Unfortunately, to know which traits are important requires years of extremely diligent study. I don't pretend to be an expert mammologist, and I've been doing it for three years. Each taxa has its own unique traits that are diagnostic. To learn them you need to know what the diagnostic traits of higher-order taxa containing the taxa you're interested are. In practice, particularly in paleontology, you need to know the diagnostic traits of numerous other organisms as well. For example, a paleontologist that has mastered horse teeth but can't identify camel teeth is going to do pretty poorly in the Desert Southwest. And there's no short-cut. You need to get your hands dirty. You need to see the specimens.
Then, to name a new species, you have to compare what you've found against all known species of that taxa. That's why the higher-order traits are vital: they allow you to limit the field. We have >300 years' worth of this sort of studies; it can be difficult to wade through the literature.

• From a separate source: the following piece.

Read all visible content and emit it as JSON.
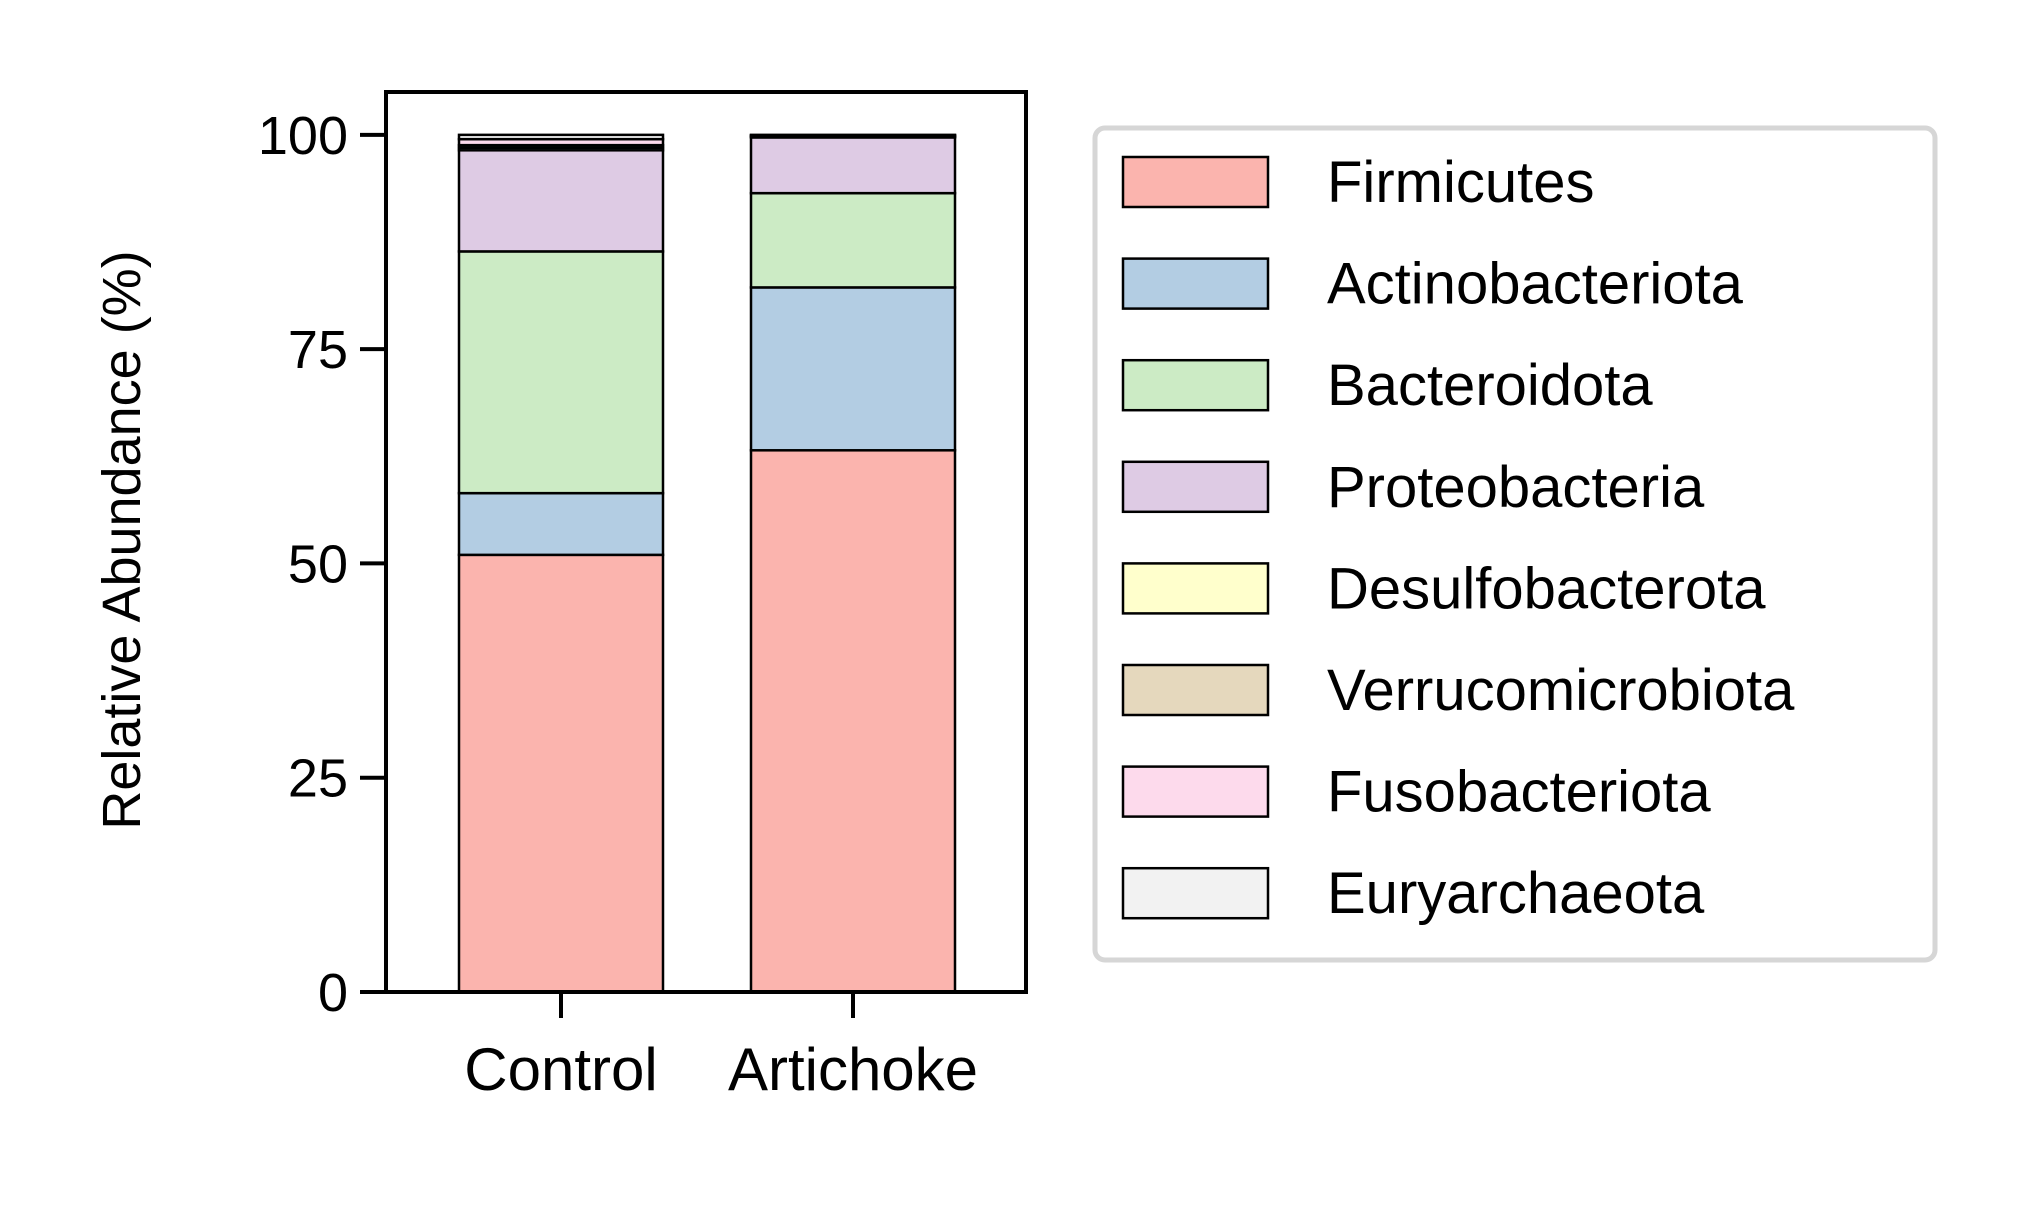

Taxonomists accumulate huge libraries of species descriptions, and compare the allegedly new species against ALL the species in the taxa they've proven it to be a member of. SO, for example, if you find something with a spine and a jaw with a protruding angular process, and which was only a few inches long, you can limit your search to "rodent". Still a big group, but smaller than "mammal". If you find a cheek tooth with a zig-zag shape, you can start looking into Arvicolinae, and hypothesize that it may be Microtus. The precise shape of the zig-zags tells you which species it is.
Now, you can call this subjective; freedom of speach means you're free to make a fool of yourself. That said, I've actually done this work and have worked with experts in multiple fields. I can attest to their diligence and rigor in these sorts of analyses. If you want to see what's required to name a new species, look at the monographs of the Burgess Shale Fauna sometime. They are dry as dust, written in almost another language due to the need to be far more precise than vernacular English allows, and often the ink used to describe the species weighs more than the species did. What you won't find is subjectivity. Disagree? Cool. Prove me wrong. Track down the monographs, read through them, and point out any subjectivity.
I do not consider this to be off-topic, by the way; it's a bit tangential, but it's certainly relevant. This entire thread is, essentially, about a person saying they have a new species. Well, this is a very, VERY short outline of the process I expect that person to go through. This is the model I will test their report against to determine validity. It's what every other scientist in the world has to do, and I do not feel it overly onerous to expect someone who wishes to revolutionize the fields of ecology, paleontology, and North American biology to abide by the same standards as a guy writing a fairly standard paper describing a new species of beetle. This is being extremely generous; given the claim being made, it would not be inappropriate to demand FAR more from this guy.